Olney then invited Ulich to answer. Ulich said she received a mass email from a female candidate who was part of the debate that said “she wanted to raise $2 million,” so others will be scared of running. Ulich emphasized that she does not want our democracy to be bought. She wants the candidates who have excess money to put 10 percent of it “back into L.A. County” via non-profit groups.

Olney then asked Duran whether he can compete against candidates with big budgets. He said he is in the “center,” meaning he does not have the largest amount of donations or the smallest.

Shriver than clarified that “the caps have been lifted from [all the other candidates],” but not him.

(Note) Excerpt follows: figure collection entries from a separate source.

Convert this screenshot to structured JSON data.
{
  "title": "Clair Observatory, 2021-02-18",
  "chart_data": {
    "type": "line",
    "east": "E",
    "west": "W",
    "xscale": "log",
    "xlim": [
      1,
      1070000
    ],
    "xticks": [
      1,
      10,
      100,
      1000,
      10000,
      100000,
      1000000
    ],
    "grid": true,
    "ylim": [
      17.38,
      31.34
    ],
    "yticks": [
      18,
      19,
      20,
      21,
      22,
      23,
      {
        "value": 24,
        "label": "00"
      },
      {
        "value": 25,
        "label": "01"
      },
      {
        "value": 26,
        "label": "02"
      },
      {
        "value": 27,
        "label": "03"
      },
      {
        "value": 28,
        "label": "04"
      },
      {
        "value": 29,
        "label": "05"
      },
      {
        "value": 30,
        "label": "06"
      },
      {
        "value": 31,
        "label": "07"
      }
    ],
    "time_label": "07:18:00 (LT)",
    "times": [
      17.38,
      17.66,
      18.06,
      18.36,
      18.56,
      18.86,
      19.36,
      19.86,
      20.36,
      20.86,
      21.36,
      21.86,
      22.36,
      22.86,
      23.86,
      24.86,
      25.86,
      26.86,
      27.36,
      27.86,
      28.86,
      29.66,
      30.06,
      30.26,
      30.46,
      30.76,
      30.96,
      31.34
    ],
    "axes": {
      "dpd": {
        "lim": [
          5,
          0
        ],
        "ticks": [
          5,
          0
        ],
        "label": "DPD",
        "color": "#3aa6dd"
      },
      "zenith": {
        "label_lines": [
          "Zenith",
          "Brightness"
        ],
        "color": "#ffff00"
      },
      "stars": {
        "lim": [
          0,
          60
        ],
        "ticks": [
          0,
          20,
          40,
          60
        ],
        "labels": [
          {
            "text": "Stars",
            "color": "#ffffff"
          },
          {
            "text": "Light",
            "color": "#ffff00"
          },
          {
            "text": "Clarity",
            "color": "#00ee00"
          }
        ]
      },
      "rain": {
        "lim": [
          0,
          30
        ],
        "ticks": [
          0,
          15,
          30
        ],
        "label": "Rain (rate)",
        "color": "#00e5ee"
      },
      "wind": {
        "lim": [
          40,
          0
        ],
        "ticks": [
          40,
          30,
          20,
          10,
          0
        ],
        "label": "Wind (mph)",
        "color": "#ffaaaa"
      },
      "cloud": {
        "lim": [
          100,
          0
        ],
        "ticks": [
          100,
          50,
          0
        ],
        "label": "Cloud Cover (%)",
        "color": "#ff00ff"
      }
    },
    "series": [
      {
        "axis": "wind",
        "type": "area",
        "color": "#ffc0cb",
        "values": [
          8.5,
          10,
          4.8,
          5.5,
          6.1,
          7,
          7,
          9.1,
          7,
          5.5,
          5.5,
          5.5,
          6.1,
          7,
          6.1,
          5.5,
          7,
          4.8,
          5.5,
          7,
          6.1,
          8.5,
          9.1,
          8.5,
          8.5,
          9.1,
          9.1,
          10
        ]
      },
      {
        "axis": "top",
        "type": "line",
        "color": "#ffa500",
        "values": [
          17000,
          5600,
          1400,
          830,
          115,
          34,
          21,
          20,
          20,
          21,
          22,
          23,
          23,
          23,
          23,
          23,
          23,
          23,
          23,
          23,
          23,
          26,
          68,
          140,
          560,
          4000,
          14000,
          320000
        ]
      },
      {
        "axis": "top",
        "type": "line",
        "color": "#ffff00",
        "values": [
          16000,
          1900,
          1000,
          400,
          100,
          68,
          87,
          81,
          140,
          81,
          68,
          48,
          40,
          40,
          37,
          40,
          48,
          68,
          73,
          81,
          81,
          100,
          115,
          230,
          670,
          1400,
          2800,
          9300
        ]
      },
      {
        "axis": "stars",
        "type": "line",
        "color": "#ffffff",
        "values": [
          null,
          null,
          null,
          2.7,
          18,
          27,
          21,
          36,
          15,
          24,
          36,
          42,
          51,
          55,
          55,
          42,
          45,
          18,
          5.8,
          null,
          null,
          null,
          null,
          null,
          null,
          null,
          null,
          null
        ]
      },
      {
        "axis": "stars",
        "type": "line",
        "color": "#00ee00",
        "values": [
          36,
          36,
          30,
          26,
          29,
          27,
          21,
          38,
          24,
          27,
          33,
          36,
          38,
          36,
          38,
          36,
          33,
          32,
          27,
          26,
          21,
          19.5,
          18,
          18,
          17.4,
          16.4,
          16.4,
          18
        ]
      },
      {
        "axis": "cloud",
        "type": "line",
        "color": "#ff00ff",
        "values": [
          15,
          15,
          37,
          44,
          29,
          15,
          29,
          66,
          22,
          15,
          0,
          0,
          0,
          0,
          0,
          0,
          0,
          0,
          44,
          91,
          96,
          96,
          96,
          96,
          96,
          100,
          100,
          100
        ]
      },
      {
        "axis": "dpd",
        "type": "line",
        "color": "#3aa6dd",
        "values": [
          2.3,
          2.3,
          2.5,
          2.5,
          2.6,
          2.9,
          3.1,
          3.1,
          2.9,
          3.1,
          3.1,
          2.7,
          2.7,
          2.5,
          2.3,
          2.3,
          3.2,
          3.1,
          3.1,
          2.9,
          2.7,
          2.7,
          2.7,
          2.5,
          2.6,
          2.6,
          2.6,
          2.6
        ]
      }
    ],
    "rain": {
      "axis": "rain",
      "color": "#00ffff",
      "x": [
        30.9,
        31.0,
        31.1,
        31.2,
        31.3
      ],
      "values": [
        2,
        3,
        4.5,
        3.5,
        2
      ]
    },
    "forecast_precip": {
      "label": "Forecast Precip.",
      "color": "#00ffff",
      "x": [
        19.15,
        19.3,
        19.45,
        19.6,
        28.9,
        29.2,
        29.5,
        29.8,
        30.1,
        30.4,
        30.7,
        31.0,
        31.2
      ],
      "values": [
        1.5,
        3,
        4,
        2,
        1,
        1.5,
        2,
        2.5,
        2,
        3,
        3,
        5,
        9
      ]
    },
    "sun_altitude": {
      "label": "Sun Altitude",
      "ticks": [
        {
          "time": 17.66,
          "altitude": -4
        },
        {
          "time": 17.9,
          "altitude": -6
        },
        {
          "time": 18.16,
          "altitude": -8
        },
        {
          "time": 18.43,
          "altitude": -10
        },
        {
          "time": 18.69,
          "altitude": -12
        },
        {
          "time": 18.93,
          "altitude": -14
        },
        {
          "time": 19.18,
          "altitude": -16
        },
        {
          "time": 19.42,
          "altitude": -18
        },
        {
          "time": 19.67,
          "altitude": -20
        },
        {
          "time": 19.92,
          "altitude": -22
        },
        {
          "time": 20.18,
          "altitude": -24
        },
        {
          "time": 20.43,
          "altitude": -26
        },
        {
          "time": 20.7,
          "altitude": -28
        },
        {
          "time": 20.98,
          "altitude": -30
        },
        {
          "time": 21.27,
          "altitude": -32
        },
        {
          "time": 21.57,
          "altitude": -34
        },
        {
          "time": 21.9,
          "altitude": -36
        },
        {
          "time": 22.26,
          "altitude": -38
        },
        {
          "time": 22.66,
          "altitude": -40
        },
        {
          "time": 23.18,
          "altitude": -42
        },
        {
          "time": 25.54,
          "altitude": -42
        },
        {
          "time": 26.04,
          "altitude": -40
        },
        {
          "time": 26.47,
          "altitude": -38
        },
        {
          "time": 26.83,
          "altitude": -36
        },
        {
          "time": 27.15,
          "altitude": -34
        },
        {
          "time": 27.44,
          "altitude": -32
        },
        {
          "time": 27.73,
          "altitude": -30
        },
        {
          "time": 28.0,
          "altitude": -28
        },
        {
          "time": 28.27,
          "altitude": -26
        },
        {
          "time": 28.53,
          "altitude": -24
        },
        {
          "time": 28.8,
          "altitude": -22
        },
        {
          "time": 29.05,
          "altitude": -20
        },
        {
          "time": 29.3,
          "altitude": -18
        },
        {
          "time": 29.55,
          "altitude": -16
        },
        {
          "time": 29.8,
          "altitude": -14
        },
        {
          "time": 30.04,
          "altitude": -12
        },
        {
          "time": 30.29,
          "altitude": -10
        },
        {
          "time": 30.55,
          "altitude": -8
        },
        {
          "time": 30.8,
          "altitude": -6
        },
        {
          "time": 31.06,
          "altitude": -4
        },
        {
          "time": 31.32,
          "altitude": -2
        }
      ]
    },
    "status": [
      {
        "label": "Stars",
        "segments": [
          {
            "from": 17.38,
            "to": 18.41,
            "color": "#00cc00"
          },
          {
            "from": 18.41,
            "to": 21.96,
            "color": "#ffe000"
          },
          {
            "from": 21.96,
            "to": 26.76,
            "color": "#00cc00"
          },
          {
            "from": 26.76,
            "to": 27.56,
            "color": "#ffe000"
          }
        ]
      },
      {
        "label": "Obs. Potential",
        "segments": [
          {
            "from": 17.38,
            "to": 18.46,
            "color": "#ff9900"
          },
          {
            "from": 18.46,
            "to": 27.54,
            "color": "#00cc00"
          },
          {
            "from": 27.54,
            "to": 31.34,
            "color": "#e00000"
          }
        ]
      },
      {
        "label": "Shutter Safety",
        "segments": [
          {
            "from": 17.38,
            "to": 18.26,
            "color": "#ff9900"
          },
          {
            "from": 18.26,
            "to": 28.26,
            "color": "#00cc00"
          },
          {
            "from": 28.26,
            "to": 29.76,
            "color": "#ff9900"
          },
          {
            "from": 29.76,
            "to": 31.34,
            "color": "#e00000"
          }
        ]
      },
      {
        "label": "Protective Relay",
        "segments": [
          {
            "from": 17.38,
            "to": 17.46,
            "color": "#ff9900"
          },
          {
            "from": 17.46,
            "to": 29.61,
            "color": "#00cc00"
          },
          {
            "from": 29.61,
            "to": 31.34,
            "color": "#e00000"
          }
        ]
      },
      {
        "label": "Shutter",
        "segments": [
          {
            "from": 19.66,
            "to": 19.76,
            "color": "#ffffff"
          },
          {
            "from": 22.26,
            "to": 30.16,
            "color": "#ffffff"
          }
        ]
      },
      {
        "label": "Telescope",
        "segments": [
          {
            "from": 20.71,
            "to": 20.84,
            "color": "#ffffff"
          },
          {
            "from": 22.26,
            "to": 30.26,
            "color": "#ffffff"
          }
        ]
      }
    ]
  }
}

When discussing what people get back from donating to her campaign, Kuehl said that she tells people to “look at [her] record.”

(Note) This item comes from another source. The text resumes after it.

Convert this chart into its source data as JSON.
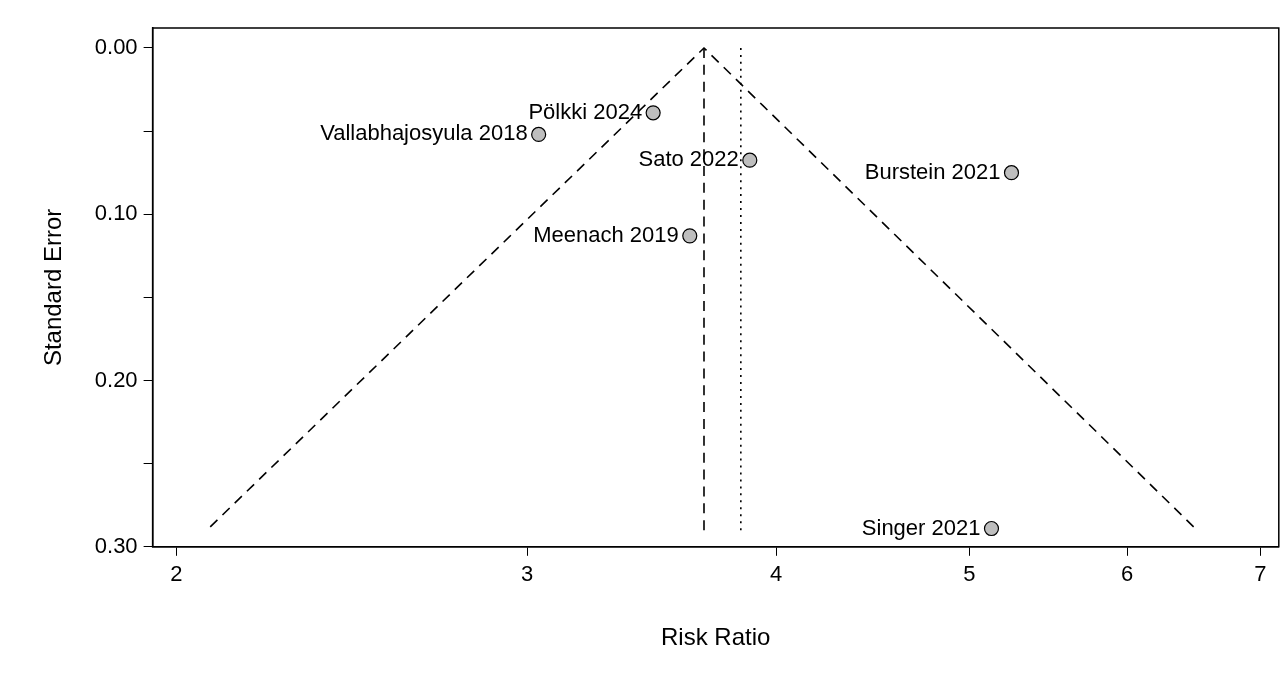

Questions from the audience were then taken and the first was about foster system in Los Angeles County.

Duran said that the case loads for social workers are very high in the 2nd District. Duran said, on a county-wide level, he would like money to be given to non-profit organizations who are close to the process, “instead of hiring more caseworkers….”

Ulich said she “agrees” with what L.A. County is doing in hiring more social workers, but she would like there to be changes, so students in the foster-care system are able to graduate.

Shriver wants “performance based contracting,” so money is paid based on child successes.

Kuehl said there are 26,000 kids in the foster care system and more who are in programs that tries to keep families together. She said the county is “responsible” for the kids in the system. She does not believe the current system - in terms of where experienced social workers versus new social workers are placed - is the best system.

The next question was about cleaning up storm water that pollutes Santa Monica Bay.

Duran said the cities have done a good job at this, but the county has work to do. Ulich said this “is an issue,” and Shriver said the clean up happened in Santa Monica and he “obsolutely believes” it can be done county wide. Kuehl said “not every city” is cleaning their storm water and now the county “is totally responsible.” She said that there may be a bond, so the cost “is shared by everyone” because some of the cities have said they will not pay to clean up their runoff water.

During her closing statement, Kuehl brought up the county’s health system. Shriver called this “a very big election” and he said he is running because he thinks he “shares the values” of all of the county’s residents. He said he has “a proven record as a problem solver.” Ulich said, “I would like to see, if maybe, we can have…nine or 11 supervisors.” Duran said he “just wants to know what your ideas are” regardless of ideology. He said the winner has to “hold the center.”

All of the candidates who appeared in the debate are attorneys.